16/12/2018

Regarde la route : à l'ouest rien de nouveau (petite et grande histoire du gaz, #2)


Louis Sabattier - Notre armée noire sur la Côte d'Azur - Les troupes sénégalaises en manœuvre : " Alerte aux gaz " !
Dessin pour L'Illustration du 22 Septembre 1917



"Sous les pins, un bataillon tout entier, sur pied de guerre, avec casques, sacs, bidons, boîtes à masques, fusils-mitrailleurs, tromblons et mitrailleuses, évolue en terrain varié. Arrivés au bord de la route, le fossé figurant une tranchée, les tirailleurs se disposent à faire feu. Soudain un ordre est donné : « Alerte aux gaz ! » En un clin d'œil les masques sont tirés de leurs boîtes et assujettis sur les faces noires. Le colonel chargé de l'instruction assiste à la manœuvre. C'est un vieux colonial blessé gravement deux fois depuis le début de la campagne et qui va "y retourner" sitôt guéri... Il avise un Sénégalais qui n'a pas mis son appareil, va à lui et lui demande pourquoi : — « Moi y en a pas content mettre ça sur mon tête », reprend le nègre. 
 «  Oui, mais, explique le colonel, si toi y en a pas mettre ça sur ton tête, toi y en a mort ! »  «  Y a bon », dit l'autre, et docilement, quoique avec répugnance, il s'emprisonne le museau dans le grotesque sac dont tous ses compagnons sont déjà affublés."





Les masques dessinés par Sabattier semblent être des masques de modèles LTN/TNH, fournis à partir du printemps 1916. Voir à ce sujet cet excellent site consacré à la guerre des gaz en 1914-1918.

On y apprendra (entre autres) que si la date généralement retenue pour une première utilisation des gaz de combat est celle de la seconde bataille d'Ypres - le lâcher de chlore par l'armée allemande le 22 avril 1915 - c'est l'armée française qui fut la première à utiliser en 1914 des projectiles et des grenades au bromacétate d'éthyle.

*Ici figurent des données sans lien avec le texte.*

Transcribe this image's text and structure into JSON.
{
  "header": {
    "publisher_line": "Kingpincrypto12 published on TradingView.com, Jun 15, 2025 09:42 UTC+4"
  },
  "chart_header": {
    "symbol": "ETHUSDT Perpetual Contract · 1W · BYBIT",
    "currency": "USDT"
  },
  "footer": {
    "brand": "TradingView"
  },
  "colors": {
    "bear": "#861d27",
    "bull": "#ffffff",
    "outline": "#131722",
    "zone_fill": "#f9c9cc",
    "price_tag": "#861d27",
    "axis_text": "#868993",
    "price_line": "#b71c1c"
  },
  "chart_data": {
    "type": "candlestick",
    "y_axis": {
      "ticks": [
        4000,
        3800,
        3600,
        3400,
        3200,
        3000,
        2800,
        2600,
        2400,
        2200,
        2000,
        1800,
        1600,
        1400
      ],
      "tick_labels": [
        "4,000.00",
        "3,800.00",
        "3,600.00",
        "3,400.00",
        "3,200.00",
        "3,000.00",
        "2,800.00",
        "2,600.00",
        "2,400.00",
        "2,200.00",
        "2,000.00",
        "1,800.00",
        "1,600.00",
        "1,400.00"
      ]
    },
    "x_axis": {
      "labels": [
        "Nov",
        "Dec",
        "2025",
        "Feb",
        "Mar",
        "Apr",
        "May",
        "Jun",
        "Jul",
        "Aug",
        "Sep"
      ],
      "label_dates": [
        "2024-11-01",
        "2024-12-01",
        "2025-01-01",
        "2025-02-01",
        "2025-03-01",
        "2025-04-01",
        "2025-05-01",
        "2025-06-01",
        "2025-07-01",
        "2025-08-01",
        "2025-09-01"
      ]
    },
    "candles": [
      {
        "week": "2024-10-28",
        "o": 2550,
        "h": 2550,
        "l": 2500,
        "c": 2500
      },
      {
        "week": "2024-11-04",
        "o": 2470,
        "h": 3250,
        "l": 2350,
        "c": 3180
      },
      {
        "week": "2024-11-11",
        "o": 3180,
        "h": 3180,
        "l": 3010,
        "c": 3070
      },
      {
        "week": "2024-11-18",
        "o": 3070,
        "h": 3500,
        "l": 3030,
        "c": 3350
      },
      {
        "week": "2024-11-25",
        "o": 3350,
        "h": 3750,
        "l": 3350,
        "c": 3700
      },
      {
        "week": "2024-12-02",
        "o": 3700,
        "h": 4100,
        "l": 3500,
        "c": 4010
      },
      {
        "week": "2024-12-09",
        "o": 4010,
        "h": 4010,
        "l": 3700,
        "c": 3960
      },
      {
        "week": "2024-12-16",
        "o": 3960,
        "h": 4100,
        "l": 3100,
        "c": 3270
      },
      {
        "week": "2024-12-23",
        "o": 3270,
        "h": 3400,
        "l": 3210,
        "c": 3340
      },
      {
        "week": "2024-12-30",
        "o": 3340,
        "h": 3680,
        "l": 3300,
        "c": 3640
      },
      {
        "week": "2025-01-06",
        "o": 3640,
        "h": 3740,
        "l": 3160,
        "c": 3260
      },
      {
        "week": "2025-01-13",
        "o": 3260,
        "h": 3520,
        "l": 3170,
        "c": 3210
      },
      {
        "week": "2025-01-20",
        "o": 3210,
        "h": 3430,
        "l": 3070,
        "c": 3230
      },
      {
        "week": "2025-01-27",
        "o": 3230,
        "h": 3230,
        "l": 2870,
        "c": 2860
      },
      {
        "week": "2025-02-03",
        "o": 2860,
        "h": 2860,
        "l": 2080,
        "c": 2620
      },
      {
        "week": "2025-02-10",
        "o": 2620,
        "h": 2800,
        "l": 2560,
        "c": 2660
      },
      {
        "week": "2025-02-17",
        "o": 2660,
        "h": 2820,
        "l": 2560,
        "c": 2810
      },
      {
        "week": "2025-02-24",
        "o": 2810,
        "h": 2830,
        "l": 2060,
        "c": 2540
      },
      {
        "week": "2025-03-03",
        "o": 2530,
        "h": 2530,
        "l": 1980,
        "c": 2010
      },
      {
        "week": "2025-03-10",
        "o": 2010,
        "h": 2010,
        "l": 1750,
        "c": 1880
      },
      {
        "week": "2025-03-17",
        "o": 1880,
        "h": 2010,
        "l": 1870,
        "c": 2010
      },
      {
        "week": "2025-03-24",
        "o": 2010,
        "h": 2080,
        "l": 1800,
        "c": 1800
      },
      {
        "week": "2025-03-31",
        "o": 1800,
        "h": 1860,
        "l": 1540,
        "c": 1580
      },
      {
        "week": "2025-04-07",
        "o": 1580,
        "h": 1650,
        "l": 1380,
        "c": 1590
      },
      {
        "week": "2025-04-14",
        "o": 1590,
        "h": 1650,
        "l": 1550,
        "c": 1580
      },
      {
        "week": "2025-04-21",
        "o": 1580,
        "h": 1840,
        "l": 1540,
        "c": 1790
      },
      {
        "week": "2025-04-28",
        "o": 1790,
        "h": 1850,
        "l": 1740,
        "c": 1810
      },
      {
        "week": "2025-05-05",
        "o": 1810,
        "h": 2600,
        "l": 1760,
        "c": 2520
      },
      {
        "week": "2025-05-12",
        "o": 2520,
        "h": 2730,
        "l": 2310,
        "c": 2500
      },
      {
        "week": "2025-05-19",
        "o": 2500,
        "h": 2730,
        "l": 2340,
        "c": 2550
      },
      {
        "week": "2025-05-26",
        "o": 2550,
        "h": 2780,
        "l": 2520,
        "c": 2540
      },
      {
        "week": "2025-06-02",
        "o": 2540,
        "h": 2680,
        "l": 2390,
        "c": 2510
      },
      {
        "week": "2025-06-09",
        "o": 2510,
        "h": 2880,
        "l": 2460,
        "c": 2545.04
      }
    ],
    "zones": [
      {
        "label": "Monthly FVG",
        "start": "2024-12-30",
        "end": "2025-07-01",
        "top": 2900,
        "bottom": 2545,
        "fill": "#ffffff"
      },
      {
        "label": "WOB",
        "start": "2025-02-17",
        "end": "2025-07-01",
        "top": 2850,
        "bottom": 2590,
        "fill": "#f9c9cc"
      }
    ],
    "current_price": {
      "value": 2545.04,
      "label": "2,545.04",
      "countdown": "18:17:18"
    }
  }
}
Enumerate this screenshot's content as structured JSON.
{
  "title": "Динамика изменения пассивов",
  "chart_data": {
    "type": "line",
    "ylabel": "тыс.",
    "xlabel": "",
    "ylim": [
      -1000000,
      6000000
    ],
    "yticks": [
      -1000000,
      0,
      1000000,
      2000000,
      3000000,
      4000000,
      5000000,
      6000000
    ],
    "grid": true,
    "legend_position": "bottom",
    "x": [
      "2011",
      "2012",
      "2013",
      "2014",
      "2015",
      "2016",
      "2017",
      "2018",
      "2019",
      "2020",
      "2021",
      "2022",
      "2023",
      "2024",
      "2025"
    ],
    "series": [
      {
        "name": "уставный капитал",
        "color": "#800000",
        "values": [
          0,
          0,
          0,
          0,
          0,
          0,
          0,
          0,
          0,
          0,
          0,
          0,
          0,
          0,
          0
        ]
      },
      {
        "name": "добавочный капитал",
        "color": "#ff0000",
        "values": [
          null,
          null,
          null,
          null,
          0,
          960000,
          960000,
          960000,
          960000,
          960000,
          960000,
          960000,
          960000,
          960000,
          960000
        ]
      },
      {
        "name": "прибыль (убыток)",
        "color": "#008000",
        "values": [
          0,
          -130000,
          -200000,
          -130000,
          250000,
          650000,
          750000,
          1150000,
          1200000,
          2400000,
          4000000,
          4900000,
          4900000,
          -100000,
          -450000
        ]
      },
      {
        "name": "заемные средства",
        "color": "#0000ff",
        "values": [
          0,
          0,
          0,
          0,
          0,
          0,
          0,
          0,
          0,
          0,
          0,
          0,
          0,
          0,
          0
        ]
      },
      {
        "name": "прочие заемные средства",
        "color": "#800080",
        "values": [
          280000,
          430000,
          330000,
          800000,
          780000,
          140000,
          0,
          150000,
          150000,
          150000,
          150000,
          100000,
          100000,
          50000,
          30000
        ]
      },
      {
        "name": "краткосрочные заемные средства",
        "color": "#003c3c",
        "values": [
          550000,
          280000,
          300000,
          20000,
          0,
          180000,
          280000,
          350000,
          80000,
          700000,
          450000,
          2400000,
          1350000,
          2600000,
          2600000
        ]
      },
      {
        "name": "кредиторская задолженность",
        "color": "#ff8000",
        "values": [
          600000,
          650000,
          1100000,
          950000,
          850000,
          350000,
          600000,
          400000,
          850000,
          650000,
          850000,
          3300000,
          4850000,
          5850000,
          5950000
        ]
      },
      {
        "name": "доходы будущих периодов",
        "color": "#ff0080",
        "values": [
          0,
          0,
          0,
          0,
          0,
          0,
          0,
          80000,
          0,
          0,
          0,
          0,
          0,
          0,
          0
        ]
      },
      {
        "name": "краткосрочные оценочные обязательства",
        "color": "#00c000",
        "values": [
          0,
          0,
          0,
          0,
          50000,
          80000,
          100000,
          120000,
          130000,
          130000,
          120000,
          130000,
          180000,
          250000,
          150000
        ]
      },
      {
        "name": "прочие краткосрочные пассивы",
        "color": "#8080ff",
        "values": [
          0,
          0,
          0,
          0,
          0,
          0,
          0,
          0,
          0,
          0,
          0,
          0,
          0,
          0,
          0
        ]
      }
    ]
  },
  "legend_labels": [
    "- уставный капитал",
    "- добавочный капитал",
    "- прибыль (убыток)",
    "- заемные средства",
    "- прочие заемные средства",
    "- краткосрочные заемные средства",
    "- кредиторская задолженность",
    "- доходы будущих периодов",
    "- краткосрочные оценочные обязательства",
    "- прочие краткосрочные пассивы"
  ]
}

Grenade suffocante de l'armée française, modèle 1914



Le bromacétate d'éthyle (auquel ont succédés les gaz CN et CS utilisés aujourd'hui) c'est tout bonnement le lacrymogène - celui qui est interdit en tant qu'arme de guerre par la Convention internationale sur les armes chimiques, mais autorisé par la même Convention, dans son article 9 paragraphe d, pour





Autrement dit, vous ne pouvez pas utiliser la fameuse grenade GLI-F4, par exemple, contre ces gens-ci :



Un groupe de Marines posant devant un insigne identifié par les services de communication de l'armée états-unienne comme celui de l'unité "Sniper Scout", Septembre 2010


mais vous pouvez l'utiliser contre ces gens-là :



Manifestation parisienne, 24 novembre 2018



Bien. Mais revenons à notre bataillon de tirailleurs sénégalais. Pourquoi la Côte d'Azur, direz-vous ? Eh bien parce que les quelque 200.000 soldats d'Afrique Occidentale Française qui furent levés pour la première mondiale transitèrent en grande partie, à partir de 1916,  par le camp de Fréjus-Saint-Raphaël, vous savez, celui de Prévert


Esclaves noirs de Fréjus
tiraillés et parqués
au bord d’une petite mer
où peu vous vous baignez
Esclaves noirs de Fréjus
qui évoquez chaque soir
dans les locaux disciplinaires
avec une vieille boîte à cigares
et quelques bouts de fil de fer
tous les échos de vos villages
tous les oiseaux de vos forêts
et ne venez dans la capitale
que pour fêter au pas cadencé
la prise de la Bastille le quatorze juillet

Enfants du Sénégal
dépatriés expatriés et naturalisés
Jacques Prévert - Etranges étrangers, in Grand Bal du Printemps, 1951



et celui dont Lucie Cousturier parle dans Des inconnus chez moi, dont je recommande, s'agissant de ce fameux Moi y en a..., la lecture des pages suivantes :


  
Lucie Cousturier - Des inconnus chez moi, 1920
ch.VIII, Le portrait de la lune




A propos des larmes artificielles, autorisées ou non, on peut se documenter ici ou .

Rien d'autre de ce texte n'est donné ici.